Затем остановите течение и высиживайте при 37 градусах Цельсия в течение 10 минут. Через 10 минут включите поток со скоростью 0,4 миллилитра в минуту, чтобы позволить ДНК расширяться и получать изображения с интервалом в две секунды между различными кадрами для получения данных о высокой пропускной способности образования конденсата EWS-FLI1. Молекулы EWS-FLI1 были визуализированы путем обнаружения сигналов EWS-FLI1, помеченных mCherry, полученных с помощью 561-нанометрового лазера.
Образование in vitro конденсата EWS-FLI1 в месте 25 повторов GGAA в субстрате ДНК может быть непосредственно визуализировано. Специфичность mCherry EWS-FLI1, используемого в ДНК-занавесках, была подтверждена электрофоретическим анализом сдвига подвижности с использованием шаблона ДНК с 25 повторами GGAA и без них отдельно.

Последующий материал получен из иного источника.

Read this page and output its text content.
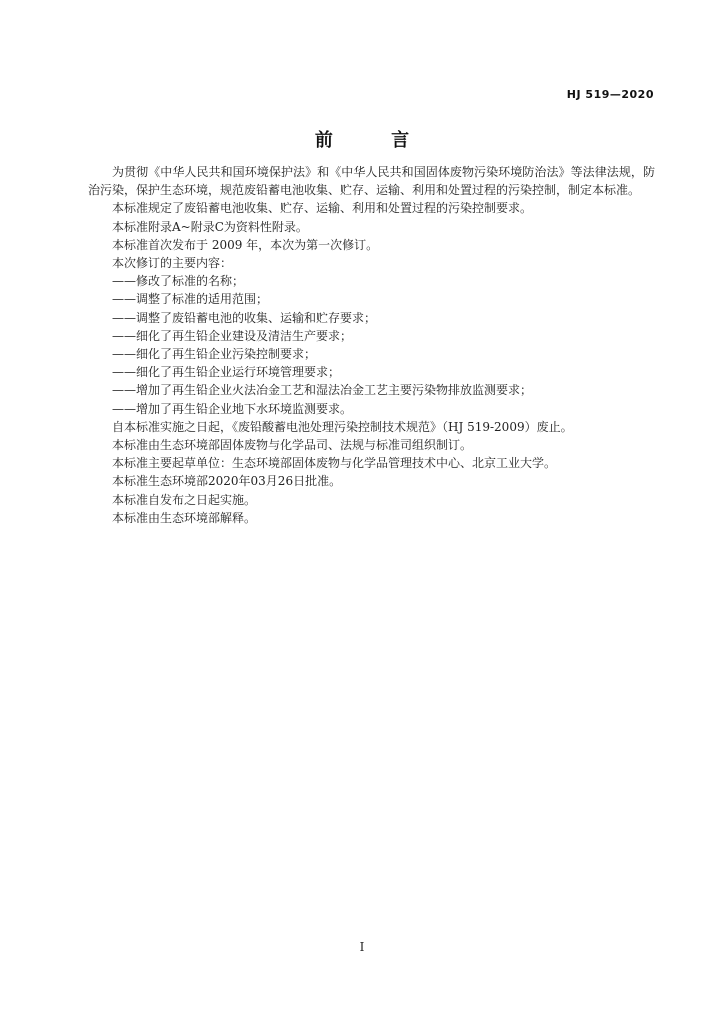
HJ 519—2020
前 言

为贯彻《中华人民共和国环境保护法》和《中华人民共和国固体废物污染环境防治法》等法律法规，防治污染，保护生态环境，规范废铅蓄电池收集、贮存、运输、利用和处置过程的污染控制，制定本标准。

本标准规定了废铅蓄电池收集、贮存、运输、利用和处置过程的污染控制要求。

本标准附录A~附录C为资料性附录。

本标准首次发布于 2009 年，本次为第一次修订。

本次修订的主要内容：

——修改了标准的名称；

——调整了标准的适用范围；

——调整了废铅蓄电池的收集、运输和贮存要求；

——细化了再生铅企业建设及清洁生产要求；

——细化了再生铅企业污染控制要求；

——细化了再生铅企业运行环境管理要求；

——增加了再生铅企业火法冶金工艺和湿法冶金工艺主要污染物排放监测要求；

——增加了再生铅企业地下水环境监测要求。

自本标准实施之日起，《废铅酸蓄电池处理污染控制技术规范》（HJ 519-2009）废止。

本标准由生态环境部固体废物与化学品司、法规与标准司组织制订。

本标准主要起草单位：生态环境部固体废物与化学品管理技术中心、北京工业大学。

本标准生态环境部2020年03月26日批准。

本标准自发布之日起实施。

本标准由生态环境部解释。

I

Когда концентрация EWS-FLI1 была титрована от 20 до 500 наномолей, интенсивность EWS-FLI1 резко возросла.
В то время как изменение интенсивности FLI на одну DBD было незначительным, когда белки были насыщены для покрытия повторов GGAA, предполагая, что EWS-FLI1 образовывал конденсаты на ДНК. Инъекция должна быть очень медленной и мягкой, чтобы липосомы и ДНК могли равномерно распределяться по проточной клетке. Важно выполнить MSA, чтобы подтвердить, что очищенный транскрипционный фактор специфически связывается с целевой последовательностью in vitro.
Этот метод позволяет людям исследовать, будет ли конденсат облегчать целевой поиск факторов транскрипции и его влияние на транскрипцию.